Open shreyaspimpalgaonkar opened 1 month ago

shreyaspimpalgaonkar commented 1 month ago

Reminder

System Info

llamafactory-version 0.8.3.dev0 python 3.11.9 AWS EC2 instance

Reproduction

llamafactory-cli train \
      --stage sft \
      --model_name_or_path /home/ft/ \ # phi3-3.8b model
      --preprocessing_num_workers 16 \
      --finetuning_type full \
      --template phi \
      --flash_attn fa2 \
      --dataset_dir data \
      --dataset triples_new_ds \
      --cutoff_len 4096 \
      --max_samples 500 \
      --per_device_eval_batch_size 8 \
      --predict_with_generate True \
      --max_new_tokens 1024 \
      --top_p 1 \
      --temperature 1 \
      --output_dir <out_dir> \
      --do_predict True \
      --quantization_method bitsandbytes \
      --seed $seed

Expected behavior

Hi,

The above script does batched eval on 500 examples on an A100 node with batch size 8, and takes an hour to run.
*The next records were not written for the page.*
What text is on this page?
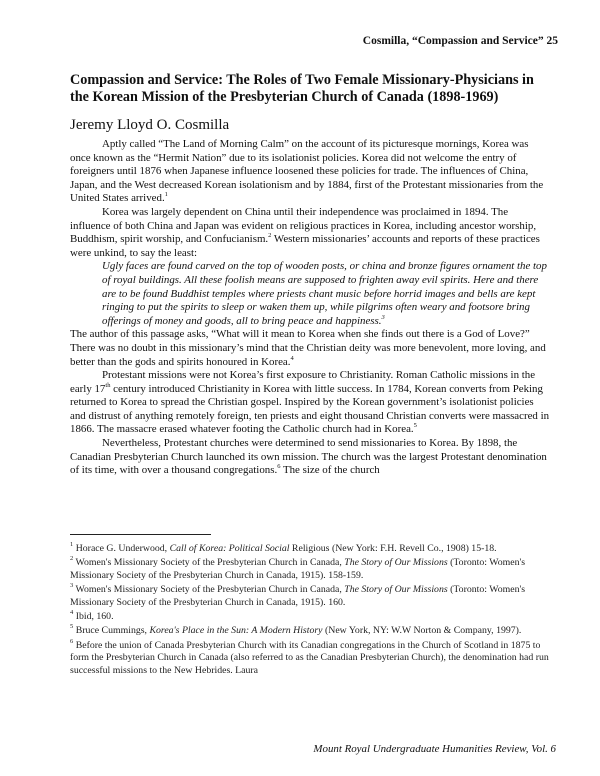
Cosmilla, “Compassion and Service” 25
Compassion and Service: The Roles of Two Female Missionary-Physicians in the Korean Mission of the Presbyterian Church of Canada (1898-1969)
Jeremy Lloyd O. Cosmilla

Aptly called “The Land of Morning Calm” on the account of its picturesque mornings, Korea was once known as the “Hermit Nation” due to its isolationist policies. Korea did not welcome the entry of foreigners until 1876 when Japanese influence loosened these policies for trade. The influences of China, Japan, and the West decreased Korean isolationism and by 1884, first of the Protestant missionaries from the United States arrived.$^1$

Korea was largely dependent on China until their independence was proclaimed in 1894. The influence of both China and Japan was evident on religious practices in Korea, including ancestor worship, Buddhism, spirit worship, and Confucianism.$^2$ Western missionaries’ accounts and reports of these practices were unkind, to say the least:

Ugly faces are found carved on the top of wooden posts, or china and bronze figures ornament the top of royal buildings. All these foolish means are supposed to frighten away evil spirits. Here and there are to be found Buddhist temples where priests chant music before horrid images and bells are kept ringing to put the spirits to sleep or waken them up, while pilgrims often weary and footsore bring offerings of money and goods, all to bring peace and happiness.$^3$

The author of this passage asks, “What will it mean to Korea when she finds out there is a God of Love?” There was no doubt in this missionary’s mind that the Christian deity was more benevolent, more loving, and better than the gods and spirits honoured in Korea.$^4$

Protestant missions were not Korea’s first exposure to Christianity. Roman Catholic missions in the early 17th century introduced Christianity in Korea with little success. In 1784, Korean converts from Peking returned to Korea to spread the Christian gospel. Inspired by the Korean government’s isolationist policies and distrust of anything remotely foreign, ten priests and eight thousand Christian converts were massacred in 1866. The massacre erased whatever footing the Catholic church had in Korea.$^5$

Nevertheless, Protestant churches were determined to send missionaries to Korea. By 1898, the Canadian Presbyterian Church launched its own mission. The church was the largest Protestant denomination of its time, with over a thousand congregations.$^6$ The size of the church

$^1$ Horace G. Underwood, Call of Korea: Political Social Religious (New York: F.H. Revell Co., 1908) 15-18.
$^2$ Women's Missionary Society of the Presbyterian Church in Canada, The Story of Our Missions (Toronto: Women's Missionary Society of the Presbyterian Church in Canada, 1915). 158-159.
$^3$ Women's Missionary Society of the Presbyterian Church in Canada, The Story of Our Missions (Toronto: Women's Missionary Society of the Presbyterian Church in Canada, 1915). 160.
$^4$ Ibid, 160.
$^5$ Bruce Cummings, Korea's Place in the Sun: A Modern History (New York, NY: W.W Norton & Company, 1997).
$^6$ Before the union of Canada Presbyterian Church with its Canadian congregations in the Church of Scotland in 1875 to form the Presbyterian Church in Canada (also referred to as the Canadian Presbyterian Church), the denomination had run successful missions to the New Hebrides. Laura
Mount Royal Undergraduate Humanities Review, Vol. 6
This is significantly slower than running evals with batch size 1, which runs in around 15 minutes. Do you know why this might be happening (maybe the longest generation in each batch is the bottleneck)? And, is there a way to make the batched evals faster? The model is small, so I want to have some parallelization to use the full available GPU resources. Thanks so much!

Others

Thanks again for the great work!

codemayq commented 1 month ago

Try to set per_device_eval_batch_size with 4 or 2, and see the speed difference.

Rocky77JHxu commented 1 month ago

I have the same question, I hope someone can answer it.